I look at her. “Volker’s a strategist. He doesn’t leave things to chance. He knew.”
“Then I played right into it.”
“No,” I say. “You made the choice. There’s a difference.”
She leans her head back against the seat and closes her eyes.
In the rearview mirror, Lydia catches my gaze. “So, what’s the move?”
“We find Jori,” I say. “And then we bury Volker with whatever’s left.”
Mara speaks again. “And if he already broke him?”
I don’t flinch.
“Then we break him back.”
Because last time, back in the facility, Jori was caught on surveillance near Sublevel C, hallway six. Volker wanted us to see him. Let us see him. He dangled him like bait.
When we set off the charges, they were focused on the upper east wing and the main server room—just enough to collapse access routes and fry the surveillance grid. But the other levels? They’re still intact. Volker built his foundations deep, and we’re betting he didn’t expect us to come back so soon.
This time, we go in from beneath. From the supply tunnels that snake under the western access road—old maintenance shafts they used for transporting sealed crates when the upper docks were offline.
And we don’t leave without Jori.
Chapter 31 – Elias - Into the Hollow
The SUV eats up the dark stretch of road, headlights slicing through the low mist. No one speaks. The silence is thick enough to hear the grind of gravel under the tires and the distant rumble of the river beyond the pines. My shoulder throbs with every vibration; the pulse of pain is an anchor that keeps me sharp.
The closer we get to the facility, the more the air changes—like the ground remembers what we did to it. Smoke still lingers in places, a faint chemical tang in the wind.
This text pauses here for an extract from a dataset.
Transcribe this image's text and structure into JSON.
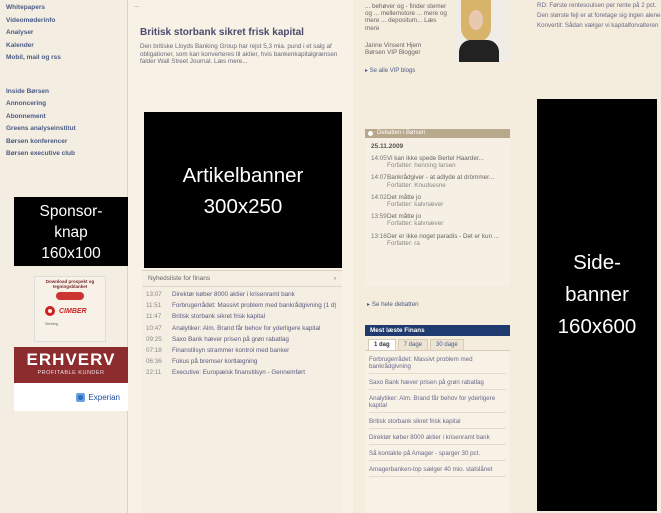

The upper east wing is nothing but a jagged silhouette now, metal warped inward, blackened edges curling like burnt paper. But below it? The skeletal remains of Volker's underground network still stand, untouched and waiting beneath the ruined shell above.
Kinley slows the SUV as we near the access road. Lydia kills the headlights. The vehicle drifts forward in near-darkness until the outline of the service gate emerges—a rusted chain-link, half-collapsed from the blast shockwave. No guards. No movement. Just the hush of trees and the far-off hum of whatever power still runs deep underground.
"We go in from the west tunnel," I say. "No deviations. No comms unless it’s life or death."
Lydia nods once, already pulling the handheld jammer from her kit. "Five minutes of static when we hit the first hatch. After that, we’re ghosts."
I step out first. The cold bites deep, sharper than it should be. Behind me, Mara follows, pulling her jacket tighter. She doesn’t ask where we’re going—she already knows. She saw him, too. Jori, alive in the feed. Shackled by Volker’s intent.
Kinley pops the rear hatch and hands out both go-bags. I sling mine over my good shoulder, pass Mara hers. She doesn’t look inside, just keeps her eyes on me. Waiting.
"Stay behind me. If I tell you to move, you move," I tell her.
"I know," she says.
The western access road curves toward a bluff where a line of crumbling concrete hides the old maintenance shafts. I used one years ago, back when this place ran on stolen contracts and black-market transport. It smells the same now—oil, dust, the faint metallic tang of forgotten air.
Kinley kneels by the first hatch, running his fingers along the seam until he finds the recessed lock. He glances at me. "Still the old code?"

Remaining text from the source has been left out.